Jadi untuk menutupi rasa bersalah yang saya miliki, saya akan mencari dan menemukan alasan yang saya anggap tepat untuk membela diri. (Pada dasarnya tidak akan pernah ada alasan yang tepat sih untuk itu). 

Adapun alasan yang pernah saya gunakan antara lain :
# “saya menunda pekerjaan ini karena saya lelah dan butuh hiburan” (nyatanya : seharusnya, saya masih dimampukan Tuhan untuk mengerjakan pekerjaan tersebut lebih dahulu, sebelum akhirnya saya istirahat dan menikmati hiburan) ;
# “saya belum bisa memulai pekerjaan ini karena saya sedang tidak fokus untuk yang satu ini " ( nyatanya sang Pemberi Hikmat pasti mengetahui bahwa seandainya saya tidak sedang “malas” saya pasti bisa usaha sedikit lebih untuk dapat konsentrasi dan fokus memulai pekerjaan tersebut dengan maksimal)
# “saya sudah/sedang ingin tidur, jadi tidak mungkin mengerjakan pekerjaan yang ini, kalau pekerjaan yang lain masih memungkinkan sih” ( nyatanya, Yang Maha Tahu, sangat memahami bahwa itu hanya alasan saya saja untuk menghindari pekerjaan tersebut karena saya sedang tidak rajin)

Yup, itulah 3 (tiga) contoh kemalasan yang saya lakukan namun saya ingkari. Saya mengingkari, karena saya tidak bersedia dilabelin sebagai pemalas. Ya, cukup lucu dan memalukan sih. Dan saat ini saya memberanikan diri untuk menuliskan hal ini dan membagikannya kepada para sahabat, dengan maksud yang baik dan benar.

Adapun maksud saya adalah dengan menuliskan setiap kata yang sahabat baca saat ini, itu berarti saya juga merenungkan setiap “kemalasan” yang pernah saya lakukan, hingga menimbulkan penyesalan dan meneguhkan diri saya untuk tidak mengulanginya kembali serta senantiasa berusaha lebih maksimal menjadi pribadi yang lebih rajin. 

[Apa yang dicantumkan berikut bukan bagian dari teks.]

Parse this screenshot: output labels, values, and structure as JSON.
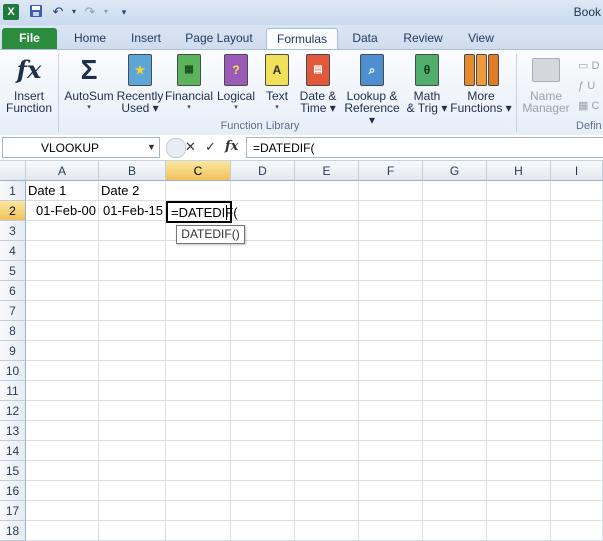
{
  "titlebar": {
    "book_title": "Book"
  },
  "tabs": [
    {
      "label": "File"
    },
    {
      "label": "Home"
    },
    {
      "label": "Insert"
    },
    {
      "label": "Page Layout"
    },
    {
      "label": "Formulas"
    },
    {
      "label": "Data"
    },
    {
      "label": "Review"
    },
    {
      "label": "View"
    }
  ],
  "ribbon": {
    "buttons": [
      {
        "line1": "Insert",
        "line2": "Function"
      },
      {
        "line1": "AutoSum",
        "line2": "▾"
      },
      {
        "line1": "Recently",
        "line2": "Used ▾"
      },
      {
        "line1": "Financial",
        "line2": "▾"
      },
      {
        "line1": "Logical",
        "line2": "▾"
      },
      {
        "line1": "Text",
        "line2": "▾"
      },
      {
        "line1": "Date &",
        "line2": "Time ▾"
      },
      {
        "line1": "Lookup &",
        "line2": "Reference ▾"
      },
      {
        "line1": "Math",
        "line2": "& Trig ▾"
      },
      {
        "line1": "More",
        "line2": "Functions ▾"
      },
      {
        "line1": "Name",
        "line2": "Manager"
      }
    ],
    "group_label": "Function Library",
    "group_label_2": "Defin",
    "side_items": [
      "D",
      "U",
      "C"
    ]
  },
  "formula_bar": {
    "name_box": "VLOOKUP",
    "formula": "=DATEDIF("
  },
  "grid": {
    "columns": [
      "A",
      "B",
      "C",
      "D",
      "E",
      "F",
      "G",
      "H",
      "I"
    ],
    "rows": [
      "1",
      "2",
      "3",
      "4",
      "5",
      "6",
      "7",
      "8",
      "9",
      "10",
      "11",
      "12",
      "13",
      "14",
      "15",
      "16",
      "17",
      "18"
    ],
    "cells": {
      "A1": "Date 1",
      "B1": "Date 2",
      "A2": "01-Feb-00",
      "B2": "01-Feb-15",
      "C2": "=DATEDIF("
    },
    "tooltip": "DATEDIF()"
  },
  "colors": {
    "file_tab": "#2a8c3d",
    "selected_header": "#f1c15b"
  }
}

Selain itu, dengan berbagi kepada para Sahabat, saya berharap para Sahabat yang mungkin pernah melakukan seperti atau mirip dengan apa yang saya lakukan (dalam tulisan ini) dapat menyadari dan mengakui bahwa kemalasan merupakan salah satu bentuk dosa yang harus kita hilangkan dari kehidupan kita. Besar harapan saya bahwa setiap kita dapat menjadi pribadi yang lebih baik lagi dan semakin hari semakin berkenan di hadapan Tuhan. Terutama saat ini masih hari awal di tahun 2015, jadi merupakan saat yang tepat untuk menyusun resolusi tahun baru

Tahun Baru, Resolusi Baru, Kemalasan Hilang Berganti Kerajinan J

Kamis, 01 Januari 2015

Tahun Baru dan Resolusi Baru




Selamat tahun baru!!

Selamat bagi setiap kita yang masih beroleh kemurahan hati-Nya untuk menjalani tahun 2015. Tahun yang baru setelah menjalani hari-hari yang penuh dengan warna-warni selama tahun 2014. Tentu dari sekian warna yang kita lalui, terdapat warna yang sangat kita sukai, hingga menjadikan hari tersebut begitu berarti bagi kita. Dan kita pun tidak bisa memungkiri di antara 365 hari selama tahun 2014, terdapat juga hari yang kita jalani dengan berat hati. Bisa jadi hari tersebut diwarnai dengan warna gelap berupa kesedihan, kekecewaan, atau tekanan yang begitu berat. Namun, apapun yang telah kita lalui, mudah atau tidak, menyenangkan atau tidak, yang pasti sekarang kita harus bersyukur. Bersyukur karena berhasil melangkahkan kaki di tahun yang baru ini, tahun 2015.

Selamat datang tahun 2015, aku (kami) pasti akan berhasil menjalani setiap hari yang engkau miliki, kami pasti akan berhasil melakukan yang terbaik.
Benar, kita sebaiknya mengawali tahun 2015 ini dengan rasa syukur dan disusul dengan pengharapan. Pengharapan yang lebih kita kenal dengan resolusi, resolusi tahun baru.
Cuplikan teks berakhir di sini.